Time: 90 minutes
Years ago we traveled to Scotland, and to my surprise at a Whisky Bar in Edinburgh, my 12 YO son ordered a smoked haddock dish. It was not only artful, but savoury…. I was a bit surprised he ordered it, but he didn’t leave any in his bowl. Here is our remake of a hearty, delicious classic!
Music Selection: The Fisherman’s Friends -Keep Hauling
6 oz salmon fillet
5 oz haddock (smoked if you can get it) fillet
3 oz sole fillets
2 cups small or chopped scallops
2 cups chopped shrimp
3 cups cream
1 cup grated gruyere
1 bay leaf
¼ cup butter
2 – 3 Tbsp flour
¼ cup white wine
5 – 6 large potatoes, peeled and quartered
1 cup grated gruyere cheese
½ cup sour cream
¼ cup butter
Handful parsley, chopped finely
In large pot of salted water, bring the potatoes to boil. Boil until very soft – 20 minutes.
Preheat oven to 350 degrees.
In the mean time, in a large sauce pan, melt the butter. Slice up the leek finely and saute in the butter. When soft, add the flour and make into a roux. If you like your fish pie thick, add 3 Tbsp of flour. If you like your fish pie liquidy (so you can sop buns in it), then use 2 Tbsp flour.

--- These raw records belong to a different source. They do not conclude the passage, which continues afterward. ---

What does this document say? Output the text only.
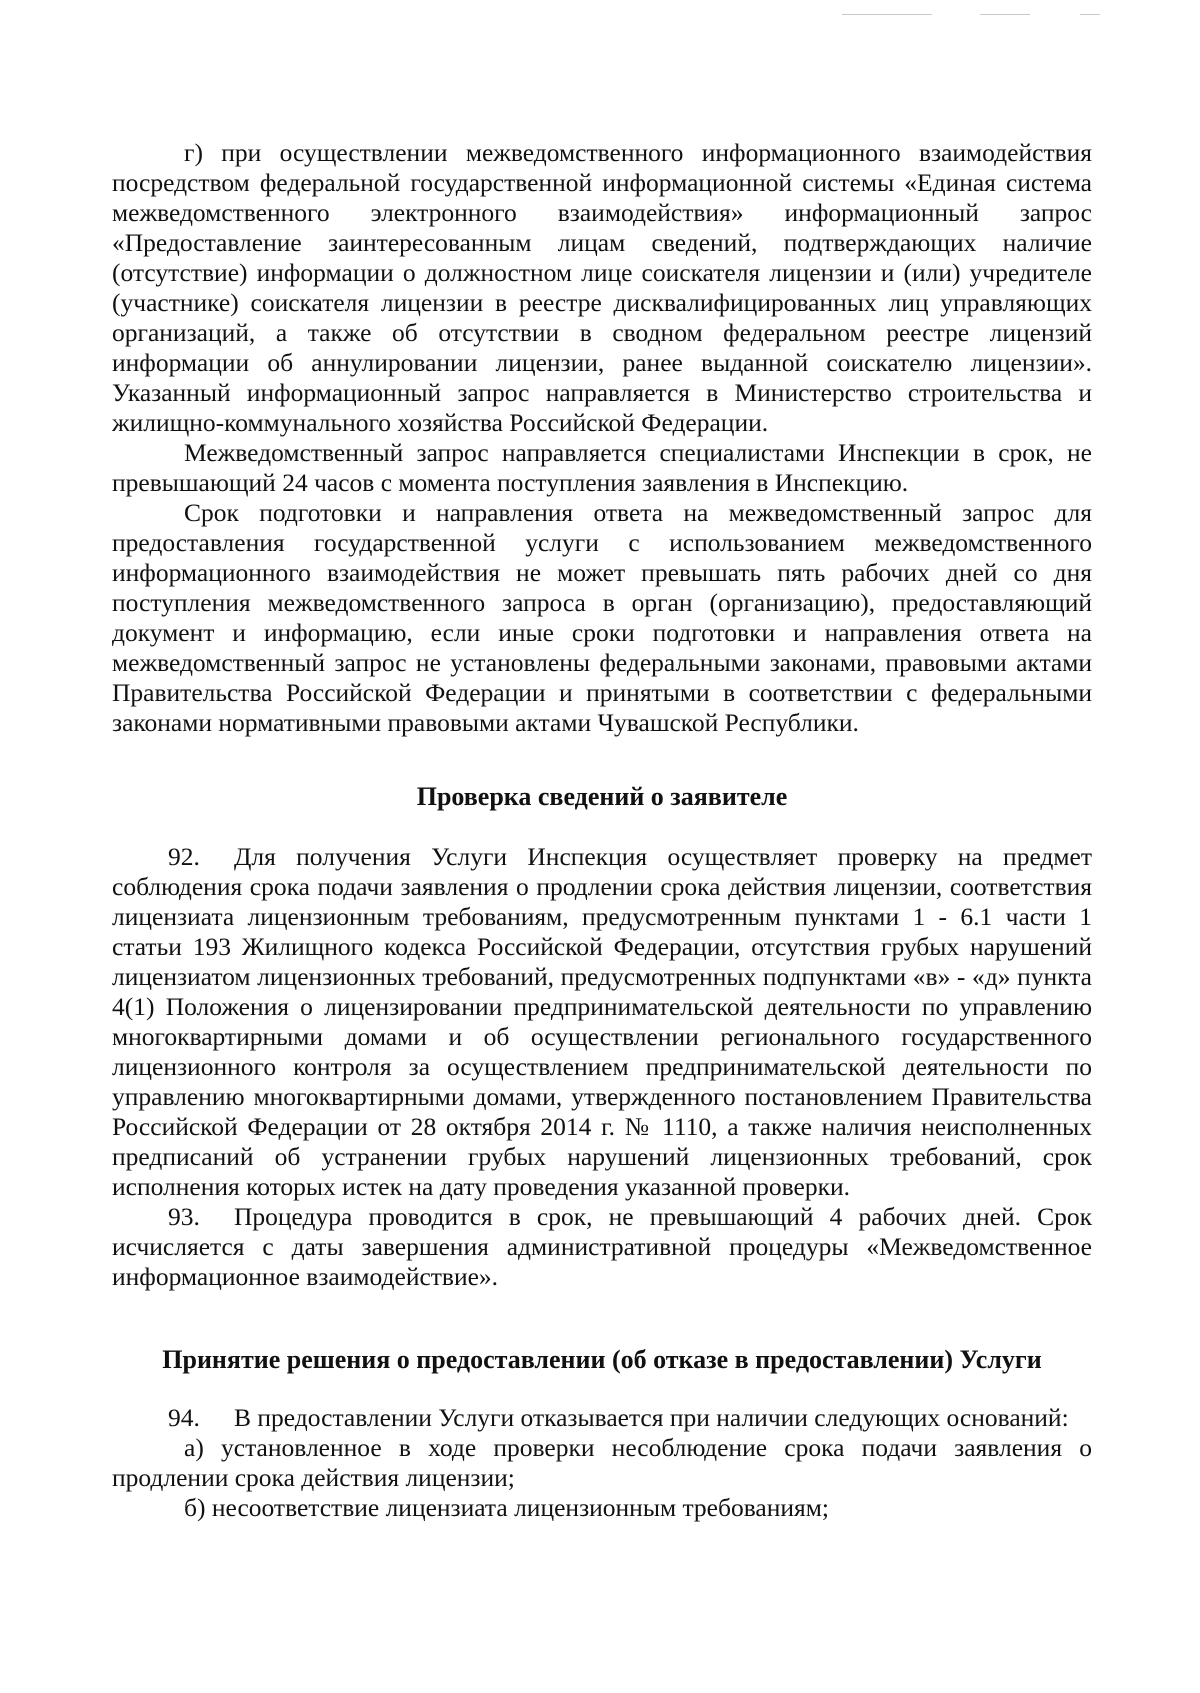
г) при осуществлении межведомственного информационного взаимодействия посредством федеральной государственной информационной системы «Единая система межведомственного электронного взаимодействия» информационный запрос «Предоставление заинтересованным лицам сведений, подтверждающих наличие (отсутствие) информации о должностном лице соискателя лицензии и (или) учредителе (участнике) соискателя лицензии в реестре дисквалифицированных лиц управляющих организаций, а также об отсутствии в сводном федеральном реестре лицензий информации об аннулировании лицензии, ранее выданной соискателю лицензии». Указанный информационный запрос направляется в Министерство строительства и жилищно-коммунального хозяйства Российской Федерации.

Межведомственный запрос направляется специалистами Инспекции в срок, не превышающий 24 часов с момента поступления заявления в Инспекцию.

Срок подготовки и направления ответа на межведомственный запрос для предоставления государственной услуги с использованием межведомственного информационного взаимодействия не может превышать пять рабочих дней со дня поступления межведомственного запроса в орган (организацию), предоставляющий документ и информацию, если иные сроки подготовки и направления ответа на межведомственный запрос не установлены федеральными законами, правовыми актами Правительства Российской Федерации и принятыми в соответствии с федеральными законами нормативными правовыми актами Чувашской Республики.

Проверка сведений о заявителе

92. Для получения Услуги Инспекция осуществляет проверку на предмет соблюдения срока подачи заявления о продлении срока действия лицензии, соответствия лицензиата лицензионным требованиям, предусмотренным пунктами 1 - 6.1 части 1 статьи 193 Жилищного кодекса Российской Федерации, отсутствия грубых нарушений лицензиатом лицензионных требований, предусмотренных подпунктами «в» - «д» пункта 4(1) Положения о лицензировании предпринимательской деятельности по управлению многоквартирными домами и об осуществлении регионального государственного лицензионного контроля за осуществлением предпринимательской деятельности по управлению многоквартирными домами, утвержденного постановлением Правительства Российской Федерации от 28 октября 2014 г. № 1110, а также наличия неисполненных предписаний об устранении грубых нарушений лицензионных требований, срок исполнения которых истек на дату проведения указанной проверки.

93. Процедура проводится в срок, не превышающий 4 рабочих дней. Срок исчисляется с даты завершения административной процедуры «Межведомственное информационное взаимодействие».

Принятие решения о предоставлении (об отказе в предоставлении) Услуги

94. В предоставлении Услуги отказывается при наличии следующих оснований:

а) установленное в ходе проверки несоблюдение срока подачи заявления о продлении срока действия лицензии;

б) несоответствие лицензиата лицензионным требованиям;
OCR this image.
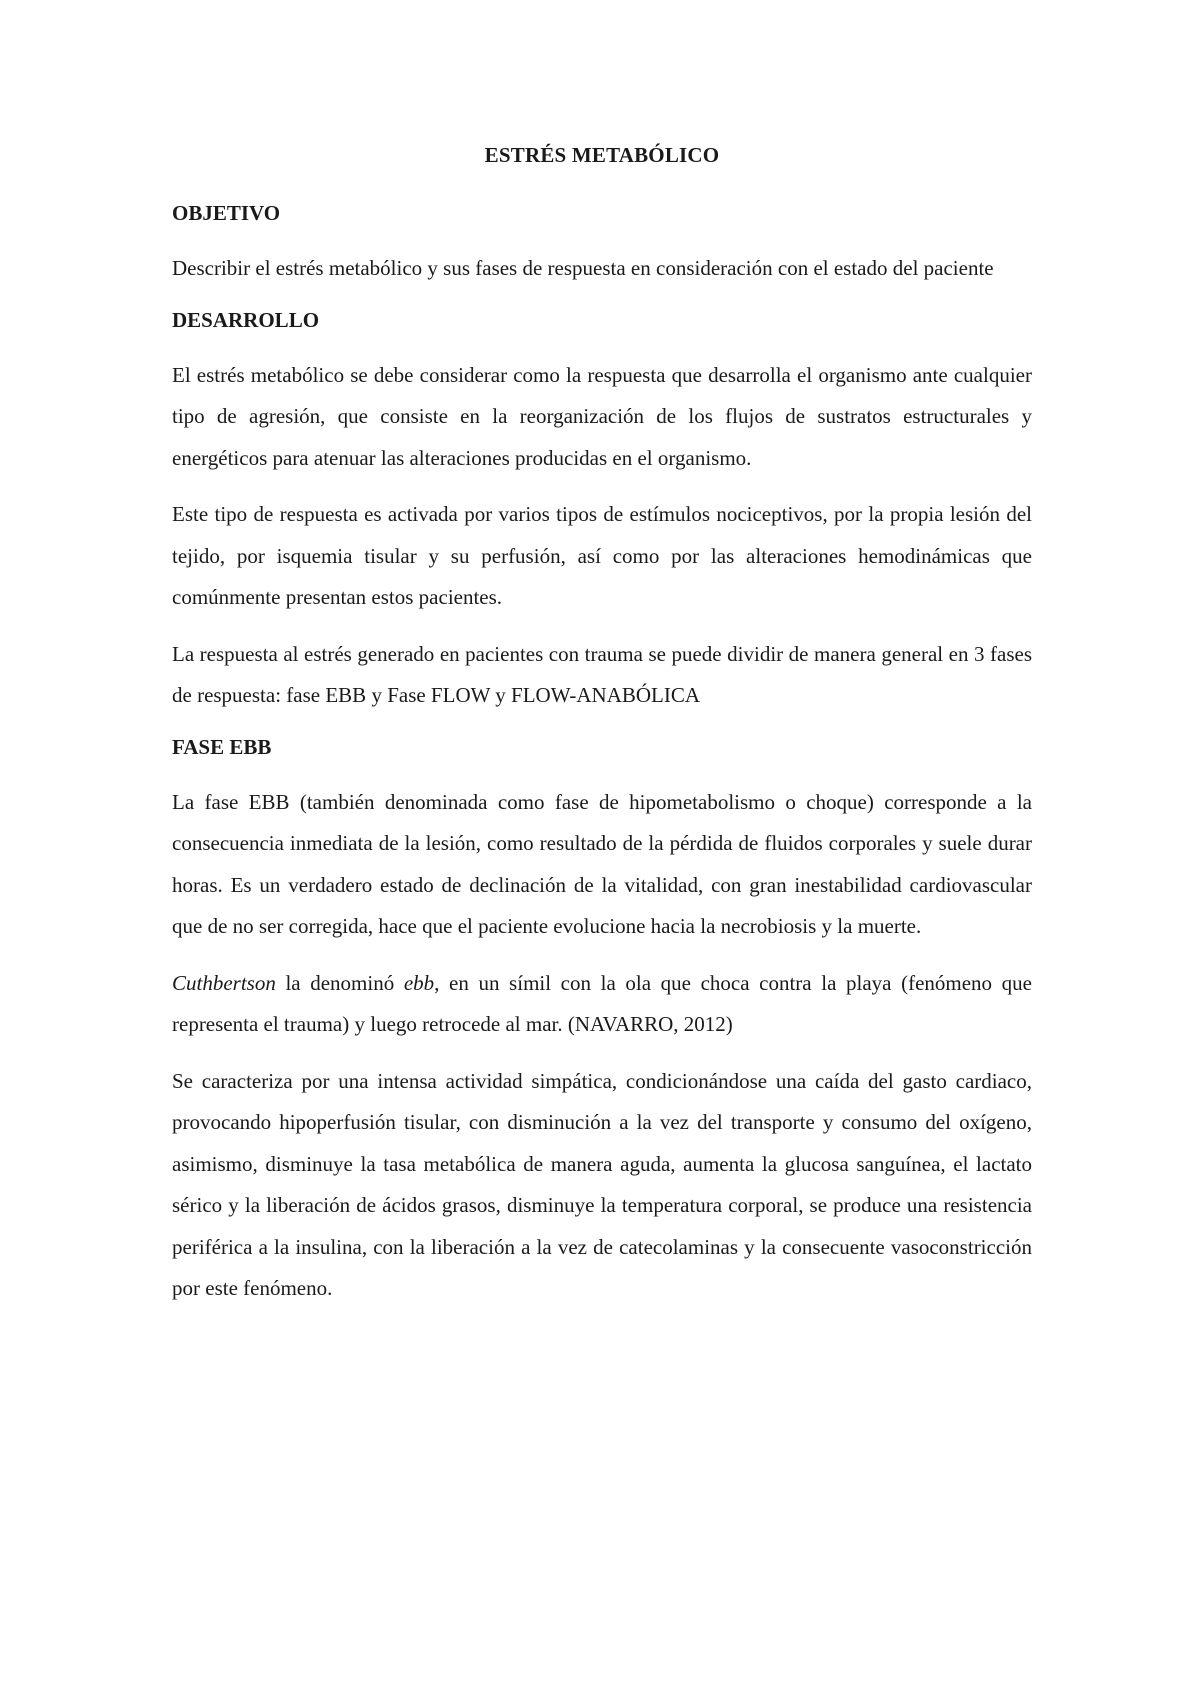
ESTRÉS METABÓLICO
OBJETIVO

Describir el estrés metabólico y sus fases de respuesta en consideración con el estado del paciente

DESARROLLO

El estrés metabólico se debe considerar como la respuesta que desarrolla el organismo ante cualquier tipo de agresión, que consiste en la reorganización de los flujos de sustratos estructurales y energéticos para atenuar las alteraciones producidas en el organismo.

Este tipo de respuesta es activada por varios tipos de estímulos nociceptivos, por la propia lesión del tejido, por isquemia tisular y su perfusión, así como por las alteraciones hemodinámicas que comúnmente presentan estos pacientes.

La respuesta al estrés generado en pacientes con trauma se puede dividir de manera general en 3 fases de respuesta: fase EBB y Fase FLOW y FLOW-ANABÓLICA

FASE EBB

La fase EBB (también denominada como fase de hipometabolismo o choque) corresponde a la consecuencia inmediata de la lesión, como resultado de la pérdida de fluidos corporales y suele durar horas. Es un verdadero estado de declinación de la vitalidad, con gran inestabilidad cardiovascular que de no ser corregida, hace que el paciente evolucione hacia la necrobiosis y la muerte.

Cuthbertson la denominó ebb, en un símil con la ola que choca contra la playa (fenómeno que representa el trauma) y luego retrocede al mar. (NAVARRO, 2012)

Se caracteriza por una intensa actividad simpática, condicionándose una caída del gasto cardiaco, provocando hipoperfusión tisular, con disminución a la vez del transporte y consumo del oxígeno, asimismo, disminuye la tasa metabólica de manera aguda, aumenta la glucosa sanguínea, el lactato sérico y la liberación de ácidos grasos, disminuye la temperatura corporal, se produce una resistencia periférica a la insulina, con la liberación a la vez de catecolaminas y la consecuente vasoconstricción por este fenómeno.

Add in the wine and whisk so smooth. Cook until thick. Add in the cream and whisk until it thickens. Add in the bay leaf. Then on low heat, add in the fish and scallops. Cook for 5 minutes, until the fish is starting to get cooked, but do not cook all the way through. Add the shrimp (if cooked, just put the shrimp right in the casserole dish instead). Add in the 1 cup of gruyere and nutmeg – mix well. Remove bay leaf and discard.
In large casserole, add any cooked shrimp and pour the warm filling on top and mix.
When potatoes are done, drain them. Add in the butter, sour cream and salt/pepper. Mash with a potato masher until smooth. While warm, mix in the cheese and parsley.
You can either use an icing bag to pipe the potatoes on to the filling or you can carefully spoon it on with a spoon and spread it out. Sprinkle lightly with smoked paprika.
Place in oven and bake about 10 – 15 minutes, until starting to bubble. Turn on broil, but watch carefully until it browns. Serve with soft, warm buns to sop up the sauce! Enjoy.